- Born: 3 November 1884
- Died: 23 December 1949 (aged 65)
- Citizenship: Japanese
- Education: Union Theological Seminary
- Occupation: Author
- Notable work: Der Geist Japans
- Spouse: Cornelia Zieliński
- Children: Takehiko Kanagoki

= Kanokogi Kazunobu =

Japanese philosopher (1884–1949)

Kanokogi Kazunobu (鹿子木員信, 1884–1949) was a Japanese professor, philosopher, mountaineer and author. Although less well known than Ikki Kita, Kanokogi has been referred to on several occasions as "the pioneer of Japanese totalitarianism."

After training as a naval engineer, he saw combat in the Russo-Japanese War; after converting to Christianity he resigned his commission and travelled to the United States to study theology at Union Theological Seminary and philosophy at Columbia University.

He received his doctorate (supervised by Rudolf Eucken) while studying in Germany. After returning to Japan in 1912 he taught at Keio University, Tokyo Imperial University and Kyushu Imperial University. Kanokogi became involved in the Pan-Asianism movement, which led to him travelling to India.
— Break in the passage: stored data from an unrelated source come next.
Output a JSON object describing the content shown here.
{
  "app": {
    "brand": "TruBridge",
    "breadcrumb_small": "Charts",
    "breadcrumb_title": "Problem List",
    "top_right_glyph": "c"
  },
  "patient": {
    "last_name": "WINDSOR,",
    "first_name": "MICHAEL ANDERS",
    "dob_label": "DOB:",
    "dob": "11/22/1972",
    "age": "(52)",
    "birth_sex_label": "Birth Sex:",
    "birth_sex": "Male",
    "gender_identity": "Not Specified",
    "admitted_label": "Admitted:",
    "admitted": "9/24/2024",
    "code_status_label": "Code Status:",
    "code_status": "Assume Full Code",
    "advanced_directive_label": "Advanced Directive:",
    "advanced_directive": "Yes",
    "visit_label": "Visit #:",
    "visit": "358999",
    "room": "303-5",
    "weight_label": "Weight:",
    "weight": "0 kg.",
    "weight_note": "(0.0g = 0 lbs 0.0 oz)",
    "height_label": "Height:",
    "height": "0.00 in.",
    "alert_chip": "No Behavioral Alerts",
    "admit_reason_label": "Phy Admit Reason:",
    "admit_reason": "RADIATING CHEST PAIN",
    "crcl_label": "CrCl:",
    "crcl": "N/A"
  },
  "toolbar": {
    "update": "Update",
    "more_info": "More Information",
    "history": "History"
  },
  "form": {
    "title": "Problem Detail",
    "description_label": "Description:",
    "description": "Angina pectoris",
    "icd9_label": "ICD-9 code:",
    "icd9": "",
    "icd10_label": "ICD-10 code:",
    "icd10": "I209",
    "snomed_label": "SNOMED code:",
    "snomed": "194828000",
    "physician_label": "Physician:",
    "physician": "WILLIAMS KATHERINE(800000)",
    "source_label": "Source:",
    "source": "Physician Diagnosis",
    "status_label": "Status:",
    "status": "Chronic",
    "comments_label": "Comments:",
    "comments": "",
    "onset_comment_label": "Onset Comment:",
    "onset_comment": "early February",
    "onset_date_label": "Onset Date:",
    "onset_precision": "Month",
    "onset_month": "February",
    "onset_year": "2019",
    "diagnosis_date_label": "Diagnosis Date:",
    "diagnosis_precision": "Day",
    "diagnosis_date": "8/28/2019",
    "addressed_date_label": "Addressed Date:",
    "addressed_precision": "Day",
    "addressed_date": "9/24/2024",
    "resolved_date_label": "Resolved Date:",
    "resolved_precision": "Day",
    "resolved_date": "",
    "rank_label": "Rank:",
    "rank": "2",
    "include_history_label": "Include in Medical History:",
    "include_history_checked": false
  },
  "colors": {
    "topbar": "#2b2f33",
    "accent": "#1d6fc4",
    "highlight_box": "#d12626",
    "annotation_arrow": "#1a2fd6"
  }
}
He was arrested by the British in Calcutta, and deported to Singapore, where he was imprisoned briefly. Following this incident, he began advocating for Indian independence.

Kanokogi was a nationalist who emphasised the importance of the Imperial family in Japanese history. One of his principal works was Der Geist Japans ("The Spirit of Japan"), which was derived from a collection of lectures he gave in Germany arguing against Chinese influences on Japanese history. He was a member of the Yūzonsha society.

After the war, he was held at Sugamo Prison as a Class-A war criminal. He was released in 1946 on medical grounds because he was diagnosed with terminal pulmonary tuberculosis, and died three years later from this condition.